Although Staub complained of discrimination under the federal law that assures job protection for members of the military services, his petition said that the provisions of that law are similar to protections available under the Family and Medical Leave Act, the Pregnancy Discrimination Act, the Americans with Disabilities Act, and some federal civil rights laws.  Lowers courts have assumed that the standard they use on the “cat’s paw theory” is the same for all of these statutes, as well as for job bias cases involving public employers under the Constitution.

In the Court’s summary decision Monday — that is, a decision on the merits, without full briefing and oral argument — the Court overturned a decision of the Sixth Circuit Court on the standards to be used in determining whether a defense lawyer was ineffective in the sentencing phase of a death penalty case.  In the ten-page, unsigned decision in Bobby v. Van Hook (09-144), the Court sternly cautioned lower courts not to apply rigidly the American Bar Association’s guidelines on when a lawyer performs inadequate professional services. 

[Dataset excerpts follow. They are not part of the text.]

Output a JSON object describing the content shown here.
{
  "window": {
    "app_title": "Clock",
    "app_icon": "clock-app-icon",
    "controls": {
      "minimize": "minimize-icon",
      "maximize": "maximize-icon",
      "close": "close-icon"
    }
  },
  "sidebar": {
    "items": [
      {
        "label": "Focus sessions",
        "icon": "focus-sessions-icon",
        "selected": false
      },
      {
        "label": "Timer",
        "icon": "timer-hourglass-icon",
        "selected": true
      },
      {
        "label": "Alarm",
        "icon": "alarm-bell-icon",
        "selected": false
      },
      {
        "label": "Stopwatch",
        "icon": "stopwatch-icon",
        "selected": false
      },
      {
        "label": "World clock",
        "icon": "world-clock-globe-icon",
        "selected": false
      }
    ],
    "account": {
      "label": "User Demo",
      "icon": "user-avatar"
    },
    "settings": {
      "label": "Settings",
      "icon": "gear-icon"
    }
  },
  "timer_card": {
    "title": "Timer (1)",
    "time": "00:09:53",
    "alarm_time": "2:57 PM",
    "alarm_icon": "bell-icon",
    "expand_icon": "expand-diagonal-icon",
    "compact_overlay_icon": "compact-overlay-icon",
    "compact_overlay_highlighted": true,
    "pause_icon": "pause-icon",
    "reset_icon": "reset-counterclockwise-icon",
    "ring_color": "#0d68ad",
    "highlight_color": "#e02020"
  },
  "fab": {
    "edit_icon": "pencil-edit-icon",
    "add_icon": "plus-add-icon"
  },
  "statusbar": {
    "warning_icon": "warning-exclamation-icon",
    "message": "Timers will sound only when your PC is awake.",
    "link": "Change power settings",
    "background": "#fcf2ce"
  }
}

The opinion was sharply critical of the Sixth Circuit for treating the ABA’s 2003 guidelines “as inexorable commands with which all capital defense counsel must fully comply.”  Repeating what it had said earlier on the issue, the Court said the ABA’s views were “only guides.”

In a separate opinion, Justice Samuel A. Alito, Jr., was even more harsh in his reaction to the ABA’s views. While he said the ABA “is a venerable organization with a history of service to the bar,” it was “after all, a private group with limited membership.”  Its views, he added, did not necessarily reflect the views of the American bar “as a whole.”  So, he concluded, the ABA guidelines on lawyers’ performance should not have “special relevance” on the performance question.

His views were something of a reminder of conservative critiques of the often-liberal positions the ABA takes on legal questions.  The former Bush Administration, in a similar reaction to the ABA on the separate question of federal judicial appointments, denied the ABA any special advisory role in evaluating potential nominess for such judgeships although the Association had long exercised that role. The Obama Administration has resumed a reliance on the ABA’s evaluations of potential federal judges.